Stendendo un velo sui presenti che, probabilmente, forse, avevano tutto il “diritto” di essere presenti, mancavano ad esempio il Presidente del Circolo Unione, sodalizio consacrato dallo scrittore nelle Parrocchie di Regalpetra ed i rappresentanti degli altri circoli; il direttore del nostro giornale che, sin dal suo primo numero, ha ospitato la firma dello scrittore; mancavano i rappresentanti e le rappresentanti di quelle associazioni che – spesso – il Comune coinvolge per la buona riuscita delle più svariate iniziative per la loro indubbia capacità organizzativa, come ad esempio l’Arci, e le tante altre associazioni del territorio; mancavano il rappresentante della nuova associazione che riunisce gli operatori dell’accoglienza e della ristorazione e il rappresentante di “CasaSciascia”, Pippo Di Falco, che, con un atto di grande generosità, ha acquistato e reso fruibile la casa in cui lo scrittore ha vissuto, prima da adolescente e poi da adulto, con la sua famiglia dal 1923 al 1958 – come ricorda la figlia Anna Maria in un delizioso libretto dal titolo Tra Racalmuto e Caltanissetta -. Non c’erano nemmeno gli ex sindaci che hanno amministrato Racalmuto. E sicuramente ne dimentichiamo tante altre.

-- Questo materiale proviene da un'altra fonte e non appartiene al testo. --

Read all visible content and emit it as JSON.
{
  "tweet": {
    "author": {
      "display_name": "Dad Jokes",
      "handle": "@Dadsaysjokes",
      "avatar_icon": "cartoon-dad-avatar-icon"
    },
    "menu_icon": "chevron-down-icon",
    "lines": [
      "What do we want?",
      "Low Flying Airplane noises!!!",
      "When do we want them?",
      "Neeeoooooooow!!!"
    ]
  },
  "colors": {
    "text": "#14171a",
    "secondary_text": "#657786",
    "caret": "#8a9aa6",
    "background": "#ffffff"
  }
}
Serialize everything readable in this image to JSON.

Forse anche nelle precedenti occasioni in cui autorevoli rappresentanti delle istituzioni hanno visitato Racalmuto, la Fondazione Sciascia, il teatro comunale, sono stati fatti degli errori, ma perseverare est diabolicum. Sembra quasi che i fatti culturali e le prossime iniziative per il centenario della nascita di Sciascia siano un fatto privato, per cui chi non è allineato con l’amministrazione comunale non ha diritto di rappresentanza.

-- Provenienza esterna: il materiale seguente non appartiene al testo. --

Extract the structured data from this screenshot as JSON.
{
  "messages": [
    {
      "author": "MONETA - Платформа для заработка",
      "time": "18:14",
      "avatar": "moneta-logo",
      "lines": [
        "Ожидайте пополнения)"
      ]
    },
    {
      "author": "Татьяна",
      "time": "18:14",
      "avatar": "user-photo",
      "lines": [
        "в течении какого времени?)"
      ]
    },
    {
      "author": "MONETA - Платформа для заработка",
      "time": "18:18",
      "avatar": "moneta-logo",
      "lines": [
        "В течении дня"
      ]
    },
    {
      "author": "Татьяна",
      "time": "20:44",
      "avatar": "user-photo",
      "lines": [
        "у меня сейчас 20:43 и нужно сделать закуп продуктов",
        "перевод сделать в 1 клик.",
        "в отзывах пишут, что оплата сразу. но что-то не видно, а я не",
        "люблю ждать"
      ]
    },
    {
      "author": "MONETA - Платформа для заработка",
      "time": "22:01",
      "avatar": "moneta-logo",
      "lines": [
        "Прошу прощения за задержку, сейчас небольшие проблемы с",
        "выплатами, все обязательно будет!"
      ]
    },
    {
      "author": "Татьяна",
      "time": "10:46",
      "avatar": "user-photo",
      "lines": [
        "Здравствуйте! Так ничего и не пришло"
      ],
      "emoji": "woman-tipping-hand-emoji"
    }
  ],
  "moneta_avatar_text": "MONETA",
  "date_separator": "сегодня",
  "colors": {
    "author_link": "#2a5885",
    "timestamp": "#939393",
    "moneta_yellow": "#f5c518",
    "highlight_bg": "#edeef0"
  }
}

Dimentica chi con la matita rossa ha cancellato quei nomi che Leonardo Sciascia, a Racalmuto e non solo, è patrimonio di tutti; che un mandato amministrativo dura appena cinque anni e che la storia, la microstoria di questo nostro “straordinario” paese, ha sempre avuto la capacità di tramandare ai posteri gli uomini di “tenace concetto”, quelli che, di volta in volta, dalla seconda metà dell’Ottocento in poi, hanno avuto la capacità di guardare oltre il proprio naso, i propri interessi e le successive elezioni.